From hype to wallet drain: OpenClaw can quietly burn hundreds of Dollars per day

A user report on X (formerly Twitter) highlights the absurdity of the default settings. A simple "heartbeat" check, designed to verify every 30 minutes if tasks are pending (e.g., "remind me to buy milk tomorrow"), sends the entire context window to the API.

This means sending 120,000 tokens of context for a trivial check.

• The Cost: Approximately $0.75 per request.
• The Result: Overnight, one user racked up about 25 requests where OpenClaw essentially paid the expensive Claude Opus model to answer the question: "Is it daytime yet?"
• The Damage: $18.75 gone in a single night.

Projected over a week, these idle checks alone would cost around $250. This doesn't even include actual conversations or complex tasks, which, according to tech enthusiast Benjamin De Kraker (via X), can easily add another $20 per day.

While testing OpenClaw, the German tech magazine c't managed to spend over $100 in a single day. However, the costs become truly astronomical when the AI agent is given too much freedom on Moltbook, a rapidly growing social network exclusively for AI agents. Reddit users report costs hitting $8 every 30 minutes just for processing new posts. That adds up to over $380 per day just to let the AI assistant read on AI social media.

Money can be earned back; data, once lost, might be gone forever. Current security research paints a bleak picture of the OpenClaw infrastructure.

According to a recent scan, there are currently 923 Clawdbot gateways completely exposed on the web. This means: No authentication, no password. Since OpenClaw is often granted extensive permissions—such as shell access, browser control, and access to API keys—attackers can easily hijack these instances.

The risk isn't just losing control of your PC. Depending on which "skills" and devices you’ve unlocked for OpenClaw, attackers could potentially cause havoc across your entire smart home or network.

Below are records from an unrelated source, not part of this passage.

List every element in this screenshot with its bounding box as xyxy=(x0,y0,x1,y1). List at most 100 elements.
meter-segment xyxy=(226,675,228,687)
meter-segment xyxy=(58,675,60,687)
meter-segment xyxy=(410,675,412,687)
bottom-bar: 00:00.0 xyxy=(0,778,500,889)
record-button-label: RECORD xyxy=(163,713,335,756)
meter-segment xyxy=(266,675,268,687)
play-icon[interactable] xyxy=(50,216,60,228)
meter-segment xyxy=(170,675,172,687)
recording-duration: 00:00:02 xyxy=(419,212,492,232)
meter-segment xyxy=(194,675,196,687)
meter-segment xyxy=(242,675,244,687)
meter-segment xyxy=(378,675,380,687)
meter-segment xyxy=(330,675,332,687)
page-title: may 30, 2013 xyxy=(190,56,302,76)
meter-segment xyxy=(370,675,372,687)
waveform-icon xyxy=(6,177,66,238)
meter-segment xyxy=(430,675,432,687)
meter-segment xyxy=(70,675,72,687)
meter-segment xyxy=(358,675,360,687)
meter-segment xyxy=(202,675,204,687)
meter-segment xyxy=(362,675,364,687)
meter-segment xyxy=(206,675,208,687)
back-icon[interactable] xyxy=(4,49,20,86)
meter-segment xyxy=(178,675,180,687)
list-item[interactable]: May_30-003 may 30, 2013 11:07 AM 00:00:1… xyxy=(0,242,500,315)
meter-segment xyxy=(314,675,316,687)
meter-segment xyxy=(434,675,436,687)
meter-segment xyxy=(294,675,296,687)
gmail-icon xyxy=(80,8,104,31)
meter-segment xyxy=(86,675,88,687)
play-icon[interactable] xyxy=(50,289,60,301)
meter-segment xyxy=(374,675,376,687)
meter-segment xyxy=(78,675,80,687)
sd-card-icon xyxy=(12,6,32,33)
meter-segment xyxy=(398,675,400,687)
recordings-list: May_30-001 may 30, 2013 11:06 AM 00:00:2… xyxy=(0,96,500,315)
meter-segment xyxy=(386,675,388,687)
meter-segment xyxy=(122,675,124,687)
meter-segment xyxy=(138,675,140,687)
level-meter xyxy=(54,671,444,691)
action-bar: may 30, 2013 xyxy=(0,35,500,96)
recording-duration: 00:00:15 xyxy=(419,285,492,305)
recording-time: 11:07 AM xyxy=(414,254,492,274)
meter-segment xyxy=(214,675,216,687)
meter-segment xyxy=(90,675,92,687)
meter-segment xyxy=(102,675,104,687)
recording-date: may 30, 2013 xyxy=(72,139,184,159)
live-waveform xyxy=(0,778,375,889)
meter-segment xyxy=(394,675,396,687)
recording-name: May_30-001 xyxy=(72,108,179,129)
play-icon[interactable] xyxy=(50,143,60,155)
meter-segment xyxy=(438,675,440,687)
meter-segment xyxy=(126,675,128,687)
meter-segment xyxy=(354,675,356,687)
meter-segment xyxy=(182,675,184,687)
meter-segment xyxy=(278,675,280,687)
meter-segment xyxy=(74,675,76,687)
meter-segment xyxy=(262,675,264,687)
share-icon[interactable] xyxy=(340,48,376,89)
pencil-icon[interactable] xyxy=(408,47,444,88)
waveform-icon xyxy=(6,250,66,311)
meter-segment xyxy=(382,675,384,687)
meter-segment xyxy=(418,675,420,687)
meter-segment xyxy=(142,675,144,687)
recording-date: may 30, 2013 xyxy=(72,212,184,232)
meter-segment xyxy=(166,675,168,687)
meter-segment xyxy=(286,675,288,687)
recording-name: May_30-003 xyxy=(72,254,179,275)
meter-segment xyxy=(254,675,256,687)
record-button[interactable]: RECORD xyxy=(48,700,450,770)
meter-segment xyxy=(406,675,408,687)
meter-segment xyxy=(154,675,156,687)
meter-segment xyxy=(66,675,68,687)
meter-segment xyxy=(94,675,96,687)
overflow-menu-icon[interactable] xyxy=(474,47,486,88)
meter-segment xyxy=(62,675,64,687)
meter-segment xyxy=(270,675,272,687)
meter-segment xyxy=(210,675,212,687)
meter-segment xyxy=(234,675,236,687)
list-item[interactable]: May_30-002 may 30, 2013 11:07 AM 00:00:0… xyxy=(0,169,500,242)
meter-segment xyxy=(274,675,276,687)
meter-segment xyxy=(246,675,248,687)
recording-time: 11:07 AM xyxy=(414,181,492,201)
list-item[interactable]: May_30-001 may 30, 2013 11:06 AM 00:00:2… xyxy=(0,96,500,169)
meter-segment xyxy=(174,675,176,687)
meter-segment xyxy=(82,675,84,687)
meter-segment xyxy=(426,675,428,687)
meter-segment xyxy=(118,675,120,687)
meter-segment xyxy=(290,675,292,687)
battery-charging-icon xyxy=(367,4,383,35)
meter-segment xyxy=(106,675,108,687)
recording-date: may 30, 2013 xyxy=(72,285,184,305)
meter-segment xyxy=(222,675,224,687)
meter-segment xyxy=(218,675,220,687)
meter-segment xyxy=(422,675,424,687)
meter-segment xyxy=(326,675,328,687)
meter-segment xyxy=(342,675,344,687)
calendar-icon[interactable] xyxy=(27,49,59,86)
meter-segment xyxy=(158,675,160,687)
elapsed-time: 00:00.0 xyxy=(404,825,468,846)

Furthermore, attackers can extract the stored API keys (OpenAI, Anthropic, etc.) to funnel massive amounts of tokens for their own use—effectively using your credit card for their free compute power. This is compounded by reports of significant security vulnerabilities within the Moltbook platform itself, which operators appear to be ignoring.

A warning circulating on X from a security researcher puts it bluntly: Many users have their configuration set to bind: "all" (often unknowingly), which allows access from the entire internet. But the post also offers a simple solution.

OpenClaw and the Moltbook network demonstrate the massive potential of autonomous agents, but right now, they are "learning tools" with sharp edges. Anyone wanting to use them productively must effectively become a Systems Administrator.

Best practices currently dictate setting hard API spending limits at the provider level, carefully selecting cheaper models for background tasks, and rigorously auditing configuration files. Otherwise, the dream of a digital assistant will quickly turn into a nightmare for your wallet.